The Goal is Super-Low-Maintenance
Here’s a 21 by 11-foot island bed around the entrance sign to my co-op community. It’s very prominent and as of yesterday morning, half-full of weeds.And here it is after two hours of weeding and mulching – by me, because I’ve added this island to my growing domain of adopted gardens in public spaces around town. Is there anything as immediately satisfying as this act of garden maintenance? Okay, maybe lawn-mowing; I haven’t had a lawn in years, but I remember loving the immediate improvement, and the smell of fresh-cut grass.
But I’m frankly getting old and all these adopted gardens are going to some day be too much. So I need to turn them all into self-sustaining gardens – or as close to that ideal as I can make them.
To get off the weed+mulch merry-go-round once and for all (mostly) will require a great ground cover or two serving as “green mulches,” the new name for ground covers that replace mulch.

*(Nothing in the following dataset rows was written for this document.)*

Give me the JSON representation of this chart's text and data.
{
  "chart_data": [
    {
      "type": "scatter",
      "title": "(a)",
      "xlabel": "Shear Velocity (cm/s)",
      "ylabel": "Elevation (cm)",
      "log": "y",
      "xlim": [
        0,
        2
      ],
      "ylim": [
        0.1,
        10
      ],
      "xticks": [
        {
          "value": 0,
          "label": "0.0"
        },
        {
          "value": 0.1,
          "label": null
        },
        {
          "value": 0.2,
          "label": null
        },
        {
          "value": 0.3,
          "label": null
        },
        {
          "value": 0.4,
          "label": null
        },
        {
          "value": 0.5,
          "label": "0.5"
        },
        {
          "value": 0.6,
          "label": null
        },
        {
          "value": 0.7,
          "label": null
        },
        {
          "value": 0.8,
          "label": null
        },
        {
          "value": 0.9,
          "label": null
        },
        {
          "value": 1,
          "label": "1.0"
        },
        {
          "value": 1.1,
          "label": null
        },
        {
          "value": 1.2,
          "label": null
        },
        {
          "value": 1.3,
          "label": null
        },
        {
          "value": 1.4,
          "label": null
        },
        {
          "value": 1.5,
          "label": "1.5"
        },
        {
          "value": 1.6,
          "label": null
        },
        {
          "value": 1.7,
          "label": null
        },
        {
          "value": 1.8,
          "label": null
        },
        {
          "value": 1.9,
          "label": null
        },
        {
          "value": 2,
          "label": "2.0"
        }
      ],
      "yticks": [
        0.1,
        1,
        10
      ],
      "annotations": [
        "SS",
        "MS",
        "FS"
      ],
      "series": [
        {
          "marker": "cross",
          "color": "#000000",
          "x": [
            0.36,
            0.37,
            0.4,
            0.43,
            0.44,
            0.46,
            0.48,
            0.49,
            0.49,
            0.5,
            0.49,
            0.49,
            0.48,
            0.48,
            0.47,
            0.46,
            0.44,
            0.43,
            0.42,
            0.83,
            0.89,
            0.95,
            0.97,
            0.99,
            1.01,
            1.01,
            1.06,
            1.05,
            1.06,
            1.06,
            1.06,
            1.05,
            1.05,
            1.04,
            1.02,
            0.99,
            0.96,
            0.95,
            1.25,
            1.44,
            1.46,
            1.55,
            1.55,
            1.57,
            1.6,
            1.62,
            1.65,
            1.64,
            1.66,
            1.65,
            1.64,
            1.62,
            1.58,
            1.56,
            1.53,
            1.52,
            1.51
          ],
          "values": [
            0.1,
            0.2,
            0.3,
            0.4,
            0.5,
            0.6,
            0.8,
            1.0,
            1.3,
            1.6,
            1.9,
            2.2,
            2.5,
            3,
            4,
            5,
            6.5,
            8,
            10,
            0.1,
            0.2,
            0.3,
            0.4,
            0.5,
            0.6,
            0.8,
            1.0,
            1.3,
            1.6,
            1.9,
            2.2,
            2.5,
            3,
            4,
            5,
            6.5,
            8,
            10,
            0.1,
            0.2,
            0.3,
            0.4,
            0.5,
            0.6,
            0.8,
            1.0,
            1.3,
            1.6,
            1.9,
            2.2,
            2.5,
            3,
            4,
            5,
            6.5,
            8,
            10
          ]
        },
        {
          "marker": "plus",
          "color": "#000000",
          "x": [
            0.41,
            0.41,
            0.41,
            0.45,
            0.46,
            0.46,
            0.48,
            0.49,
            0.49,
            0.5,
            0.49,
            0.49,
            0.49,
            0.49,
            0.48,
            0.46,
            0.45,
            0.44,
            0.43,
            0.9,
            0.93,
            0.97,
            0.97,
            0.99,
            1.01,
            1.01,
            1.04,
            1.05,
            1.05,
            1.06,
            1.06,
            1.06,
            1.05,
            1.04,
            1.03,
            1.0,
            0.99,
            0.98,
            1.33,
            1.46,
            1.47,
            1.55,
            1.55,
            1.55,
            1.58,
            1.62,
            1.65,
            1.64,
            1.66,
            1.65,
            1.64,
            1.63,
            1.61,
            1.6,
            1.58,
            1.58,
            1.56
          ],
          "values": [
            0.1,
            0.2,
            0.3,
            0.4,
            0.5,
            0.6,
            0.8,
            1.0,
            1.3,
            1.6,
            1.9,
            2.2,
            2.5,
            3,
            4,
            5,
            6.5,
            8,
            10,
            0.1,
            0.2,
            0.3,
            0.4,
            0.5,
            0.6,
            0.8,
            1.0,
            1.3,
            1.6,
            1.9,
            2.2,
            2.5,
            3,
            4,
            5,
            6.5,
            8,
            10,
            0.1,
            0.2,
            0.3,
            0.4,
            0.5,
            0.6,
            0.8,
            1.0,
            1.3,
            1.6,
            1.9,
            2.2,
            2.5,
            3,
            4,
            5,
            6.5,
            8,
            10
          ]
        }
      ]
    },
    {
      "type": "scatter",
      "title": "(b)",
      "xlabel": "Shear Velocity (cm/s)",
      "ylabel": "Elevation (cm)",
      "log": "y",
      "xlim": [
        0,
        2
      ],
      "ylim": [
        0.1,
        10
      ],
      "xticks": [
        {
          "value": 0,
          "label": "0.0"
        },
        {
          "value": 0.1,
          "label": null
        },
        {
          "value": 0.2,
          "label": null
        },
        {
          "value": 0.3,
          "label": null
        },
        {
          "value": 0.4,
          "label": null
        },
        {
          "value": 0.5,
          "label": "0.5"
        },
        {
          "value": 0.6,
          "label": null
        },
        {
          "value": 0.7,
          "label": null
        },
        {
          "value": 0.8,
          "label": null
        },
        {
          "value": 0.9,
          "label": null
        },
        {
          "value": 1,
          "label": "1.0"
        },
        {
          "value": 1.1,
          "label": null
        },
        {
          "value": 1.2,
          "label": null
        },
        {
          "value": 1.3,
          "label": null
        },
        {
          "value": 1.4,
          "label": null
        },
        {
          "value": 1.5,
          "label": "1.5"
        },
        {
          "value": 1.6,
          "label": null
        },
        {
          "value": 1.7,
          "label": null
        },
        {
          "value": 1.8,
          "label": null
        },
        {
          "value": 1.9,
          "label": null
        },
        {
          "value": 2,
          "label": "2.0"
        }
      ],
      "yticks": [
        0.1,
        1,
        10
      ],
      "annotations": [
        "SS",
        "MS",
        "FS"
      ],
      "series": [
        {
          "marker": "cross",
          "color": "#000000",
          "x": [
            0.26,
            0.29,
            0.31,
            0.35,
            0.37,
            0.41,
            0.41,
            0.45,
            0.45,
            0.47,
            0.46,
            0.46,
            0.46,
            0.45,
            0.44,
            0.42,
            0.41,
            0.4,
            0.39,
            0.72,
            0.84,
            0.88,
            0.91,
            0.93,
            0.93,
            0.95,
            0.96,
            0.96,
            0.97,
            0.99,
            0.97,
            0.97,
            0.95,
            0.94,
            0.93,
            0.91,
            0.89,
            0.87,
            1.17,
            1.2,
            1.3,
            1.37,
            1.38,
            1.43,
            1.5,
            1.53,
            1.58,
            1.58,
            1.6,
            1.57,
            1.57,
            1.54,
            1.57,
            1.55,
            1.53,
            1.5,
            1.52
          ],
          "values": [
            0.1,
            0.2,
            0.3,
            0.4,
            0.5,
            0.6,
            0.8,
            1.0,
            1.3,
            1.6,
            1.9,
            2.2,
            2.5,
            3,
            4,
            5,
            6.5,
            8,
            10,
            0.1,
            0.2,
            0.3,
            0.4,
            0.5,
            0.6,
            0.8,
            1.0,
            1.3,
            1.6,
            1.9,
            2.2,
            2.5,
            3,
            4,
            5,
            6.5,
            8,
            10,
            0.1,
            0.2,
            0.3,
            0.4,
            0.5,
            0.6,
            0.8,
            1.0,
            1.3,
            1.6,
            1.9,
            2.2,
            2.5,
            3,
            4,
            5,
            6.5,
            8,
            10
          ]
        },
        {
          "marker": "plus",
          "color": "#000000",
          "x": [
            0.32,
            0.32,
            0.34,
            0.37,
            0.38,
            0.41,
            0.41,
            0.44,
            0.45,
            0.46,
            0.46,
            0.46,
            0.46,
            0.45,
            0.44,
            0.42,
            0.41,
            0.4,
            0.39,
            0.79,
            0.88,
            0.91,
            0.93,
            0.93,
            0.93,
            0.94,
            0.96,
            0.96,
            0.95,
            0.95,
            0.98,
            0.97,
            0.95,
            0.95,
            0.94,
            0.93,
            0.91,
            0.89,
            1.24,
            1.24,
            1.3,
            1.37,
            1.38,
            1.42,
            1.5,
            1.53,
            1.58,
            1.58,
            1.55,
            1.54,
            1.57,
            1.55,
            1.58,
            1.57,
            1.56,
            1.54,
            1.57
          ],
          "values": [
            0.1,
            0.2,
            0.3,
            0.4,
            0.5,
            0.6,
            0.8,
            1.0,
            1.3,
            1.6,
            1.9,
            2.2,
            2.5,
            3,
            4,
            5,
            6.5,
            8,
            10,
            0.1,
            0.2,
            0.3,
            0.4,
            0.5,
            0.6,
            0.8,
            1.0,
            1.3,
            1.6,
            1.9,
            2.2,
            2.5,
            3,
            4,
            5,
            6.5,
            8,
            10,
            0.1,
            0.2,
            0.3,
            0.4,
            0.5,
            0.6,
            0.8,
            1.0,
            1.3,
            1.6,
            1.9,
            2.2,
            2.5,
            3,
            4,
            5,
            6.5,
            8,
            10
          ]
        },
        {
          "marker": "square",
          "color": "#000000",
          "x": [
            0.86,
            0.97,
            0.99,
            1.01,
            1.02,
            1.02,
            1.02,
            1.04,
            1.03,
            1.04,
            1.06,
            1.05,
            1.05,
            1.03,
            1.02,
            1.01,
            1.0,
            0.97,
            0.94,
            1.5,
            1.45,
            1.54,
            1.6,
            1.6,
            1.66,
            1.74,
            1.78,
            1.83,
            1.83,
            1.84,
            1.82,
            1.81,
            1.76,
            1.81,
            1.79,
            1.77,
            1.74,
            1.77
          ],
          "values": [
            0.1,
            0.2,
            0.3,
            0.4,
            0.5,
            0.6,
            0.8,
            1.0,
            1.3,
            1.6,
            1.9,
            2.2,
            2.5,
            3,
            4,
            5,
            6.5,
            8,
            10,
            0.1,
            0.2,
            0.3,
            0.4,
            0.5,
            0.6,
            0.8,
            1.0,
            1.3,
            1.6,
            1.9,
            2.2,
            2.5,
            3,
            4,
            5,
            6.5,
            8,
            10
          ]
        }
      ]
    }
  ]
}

In this I have some very good company. Thomas Rainer and and Claudia West are huge proponents of ground covers instead of mulch, as they say in Planting in a Post-Wild World and in their talks.
The Right Ground Covers
I’m often amazed at the ridiculously long lists of recommended ground covers, including all sorts of things that grow IN the ground but don’t actually cover it (any old shrub!). To prevent weeds, ground covers have to create a thick cover and then stay that way, aboveground, all year. So we’re talking evergreen, and unless your budget is big enough to plant very closely, fast-spreading.
Speaking of budgets, my adopted gardens have none, so another requirement is that the plants be free and in abundance. Also they need to be super-drought-tolerant because there’s no water source nearby.
So one of the plants I’m using is rudbeckia, a/k/a black-eyed Susans, which is native here and even our state flower. In this photo from my front garden they’re nice and thick, with bluebells popping up among them, but very rarely a new weed.
The first year after I’d planted them in the island above, people complained online – rightly – that they blocked the sign, so I’ve replaced a few with the shorter lamb’s ear, another plant that likes full sun and can handle a drought with no pampering. The remaining rudbeckias I’ll cut back a couple of times to keep low.
In this shot from last August, the lamb’s ears are surviving but the Susans are thriving, and the blooms last weeks. So cheerful.
For the shady side of the sign I’m growing ground cover comfrey, which for the life of me I can’t figure out why it’s so rarely used.
Here it is blooming under a Koreanspice viburnum right now in my back yard. It spreads quickly and is evergreen enough. (Not gorgeous in February but at least it’s aboveground and still showing some foliage.)
In googling “green mulch” I found a Maryland landscaper who’d also read the Rainer-West book and promotes green mulch as one of the services she offers as an “opportunity to substitute a flat of 32 or 50 Green Mulch plants for a cubic yard of shredded pine mulch.” Her site lists these plants as possible green mulches: heath aster, wild geranium, barren strawberry, Meehan’s mint, golden groundsel (another one of my favorites), creeping phlox, creeping raspberry, Cherokee sedge, palm sedge, blue wood sedge, wavy hair grass, purple love grass and poverty rush. Never heard of most of them.
In the Meantime, the Right Mulch
To further reduce my labor, I’m no longer using the free leafmold mulch my town offers or buying bags of the more attractive pine fines I used to use. Instead, I’m following another gardening mentor of mine – Dr. Linda Chalker-Scott, the world’s leading proponent of wood chips as mulch. They simply last much longer and if you have access to an unlimited supply of it for free, why use anything else?
“Arborist’s wood chips” are what Linda recommends, which are a mix of all the tree parts, not uniformly chopped-up timber.
(The only caveat is that wood uses up nitrogen in the process of decomposing, so a bit of supplemental fertilizer is recommended when chips are used around hungry plants like vegetables.)
See Linda’s “Wonderful wood chips,” or click to download her fact sheet “Using Arborist Wood Chips as a Landscape Mulch.”
I’m going to suggest that my co-op switch from pine bark mulch to wood chips, saving money two ways – by not buying mulch and by using up the wood chips that we’re now paying to have hauled away. And the community might learn that wood chips look just fine as mulch.
Extra: The Right Shape
This little island looks so nice and ready for the season not just thanks to its fresh weeding and mulching. That work also revealed the island’s clear outline and nice shape. That may be what your garden needs the most, and now’s a great time to either sharpen the edge or create one for the first time.
Really nothing spruces up a landscape like clear border edges, for some primeval reason – the reaction seems to be universal. And for you pollinator gardeners, that bit of order can make otherwise wild-looking plantings in the middle look good to even the prissiest of neighbors.